I stumbled in front of my door, the ride back was rough, my bike felt heavier than usual, every bump in the road sending fresh pain through me. My helmet drags at my neck, and my fingers fumble at the strap.

The injury is healed so why does it still hurt?

Did I push too hard? Did he hit me there? No, he didn’t…

It would’ve been easier to calm myself if he had.

And who the hell was that?

Okay, calm down, Azra. Calm the fuck down.

I shove the key into the door, miss the hole, curse, and try again. My hands are shaking, I don’t know if it’s from the fight,the cold, or the way my body still feels him, his grip, his weight, his strength pressing against mine. He fought like a ghost, slipping through my defenses, anticipating my moves.

Who was that?

The door finally unlocks, I step inside, and the silence drops on me immediately, no gunfire, no screaming, no bodies hitting the floor.

It should feel good… It doesn’t.

I drag myself down the hallway, agonizingly slow. My ribs ache, my shoulder is on fire. I don't even know why, but it’s the old wound that worries me, the one that should be healed, the one Damir stitched shut.

I push into the bathroom, flick on the light, to bright, too fucking bright.

The mirror catches me in its reflection, and I almost don’t recognize the woman staring back. Hair tangled, skin pale, blood smeared across my jaw, my eyelid, even my neck. And when I catch my naked reflection in the mirror, it’s like I’m fourteen again, in pain, a stranger to my own body.

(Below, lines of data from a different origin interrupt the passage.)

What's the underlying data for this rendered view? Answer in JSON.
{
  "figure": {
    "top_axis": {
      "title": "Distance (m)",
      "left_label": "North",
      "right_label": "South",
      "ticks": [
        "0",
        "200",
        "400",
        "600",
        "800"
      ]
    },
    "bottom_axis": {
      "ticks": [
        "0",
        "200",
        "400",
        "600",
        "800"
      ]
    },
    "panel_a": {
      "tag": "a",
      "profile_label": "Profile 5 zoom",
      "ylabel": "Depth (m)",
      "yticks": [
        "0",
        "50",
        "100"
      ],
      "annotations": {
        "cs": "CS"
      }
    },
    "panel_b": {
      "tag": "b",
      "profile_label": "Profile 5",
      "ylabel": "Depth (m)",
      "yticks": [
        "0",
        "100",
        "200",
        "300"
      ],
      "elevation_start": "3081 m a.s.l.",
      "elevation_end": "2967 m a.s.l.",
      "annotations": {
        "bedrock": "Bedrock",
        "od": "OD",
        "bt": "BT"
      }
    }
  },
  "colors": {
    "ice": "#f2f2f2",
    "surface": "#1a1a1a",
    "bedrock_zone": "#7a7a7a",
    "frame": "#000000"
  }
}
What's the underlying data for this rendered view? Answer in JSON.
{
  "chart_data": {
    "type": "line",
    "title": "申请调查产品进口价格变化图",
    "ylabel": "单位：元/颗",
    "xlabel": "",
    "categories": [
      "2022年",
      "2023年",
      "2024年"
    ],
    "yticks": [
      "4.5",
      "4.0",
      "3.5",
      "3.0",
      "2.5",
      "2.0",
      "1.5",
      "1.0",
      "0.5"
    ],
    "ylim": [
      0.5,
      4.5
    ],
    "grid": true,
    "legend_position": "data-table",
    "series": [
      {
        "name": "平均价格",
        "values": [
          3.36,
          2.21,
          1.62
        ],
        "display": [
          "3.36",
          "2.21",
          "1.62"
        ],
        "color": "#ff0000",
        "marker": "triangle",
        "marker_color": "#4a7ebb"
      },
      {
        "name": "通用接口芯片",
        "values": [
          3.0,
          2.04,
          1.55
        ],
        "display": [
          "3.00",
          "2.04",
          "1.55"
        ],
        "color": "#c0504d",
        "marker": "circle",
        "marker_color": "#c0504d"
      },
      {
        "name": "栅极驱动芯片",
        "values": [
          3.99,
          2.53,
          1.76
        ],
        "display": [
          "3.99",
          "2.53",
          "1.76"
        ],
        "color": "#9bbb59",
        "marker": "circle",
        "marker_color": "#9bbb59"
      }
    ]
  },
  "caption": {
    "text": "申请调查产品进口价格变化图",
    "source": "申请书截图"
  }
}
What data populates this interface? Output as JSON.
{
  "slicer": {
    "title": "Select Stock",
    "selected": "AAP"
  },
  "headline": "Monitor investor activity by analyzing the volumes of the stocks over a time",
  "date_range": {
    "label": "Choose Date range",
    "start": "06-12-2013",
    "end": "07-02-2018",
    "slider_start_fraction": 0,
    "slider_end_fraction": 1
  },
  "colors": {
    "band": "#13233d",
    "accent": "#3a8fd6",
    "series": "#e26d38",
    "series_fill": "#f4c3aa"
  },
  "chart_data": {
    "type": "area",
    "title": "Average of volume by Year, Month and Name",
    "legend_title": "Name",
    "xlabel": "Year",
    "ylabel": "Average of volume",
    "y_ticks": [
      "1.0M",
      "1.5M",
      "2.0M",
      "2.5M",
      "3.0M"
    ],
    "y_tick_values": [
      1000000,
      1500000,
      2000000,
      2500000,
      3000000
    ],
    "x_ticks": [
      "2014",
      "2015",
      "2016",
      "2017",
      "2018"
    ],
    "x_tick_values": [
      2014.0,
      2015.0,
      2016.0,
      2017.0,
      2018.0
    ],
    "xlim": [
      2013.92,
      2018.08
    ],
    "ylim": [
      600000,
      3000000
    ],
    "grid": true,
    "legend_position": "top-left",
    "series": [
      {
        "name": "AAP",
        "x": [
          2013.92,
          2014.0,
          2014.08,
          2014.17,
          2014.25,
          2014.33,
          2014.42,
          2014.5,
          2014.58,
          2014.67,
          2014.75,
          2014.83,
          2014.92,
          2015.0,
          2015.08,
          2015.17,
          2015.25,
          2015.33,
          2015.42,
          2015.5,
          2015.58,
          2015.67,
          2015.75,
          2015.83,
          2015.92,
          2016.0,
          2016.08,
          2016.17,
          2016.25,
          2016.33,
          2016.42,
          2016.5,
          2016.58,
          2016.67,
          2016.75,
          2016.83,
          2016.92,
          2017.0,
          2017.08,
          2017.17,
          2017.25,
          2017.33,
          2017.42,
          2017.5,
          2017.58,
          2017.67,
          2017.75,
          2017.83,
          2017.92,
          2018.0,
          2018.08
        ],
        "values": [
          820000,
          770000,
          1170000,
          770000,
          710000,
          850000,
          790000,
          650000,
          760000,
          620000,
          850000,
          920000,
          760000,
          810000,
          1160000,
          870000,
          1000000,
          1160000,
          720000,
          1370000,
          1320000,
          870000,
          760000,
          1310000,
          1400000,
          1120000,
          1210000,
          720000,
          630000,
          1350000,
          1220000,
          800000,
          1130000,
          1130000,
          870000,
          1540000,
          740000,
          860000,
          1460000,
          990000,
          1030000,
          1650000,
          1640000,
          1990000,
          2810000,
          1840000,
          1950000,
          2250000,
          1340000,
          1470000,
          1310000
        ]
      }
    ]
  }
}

Someone I thought was disgusting for being so broken. Someone who thought her body was never hers, and it's still here in a way, it almost feels like a punishment.

This thing they touched. Hurt.Branded.

This is what they wanted, this is what they paid for.

I’m no one.

No mind, no soul.

Just killing. Just fighting.

Is this what you wanted, little Azra?

Do you miss daydreaming and hoping? Because I don’t.

I shrug off my jacket. My shirt is damp with sweat and streaked red where the stitches tore open again.

Fucking hell.

I reach for the cabinet, pulling out my med kit. The movement sends a sharp pull through my ribs, and I grit my teeth, pushing past it. I grab a towel, bite down, and start the slow, agonizing process of stitching myself back together.

The needle goes in, flesh pulls tight, and the pain rips through me.

I muffle the scream against the towel.Again. Another stitch.Again. My vision blurs, sweat slicks down my spine.Again.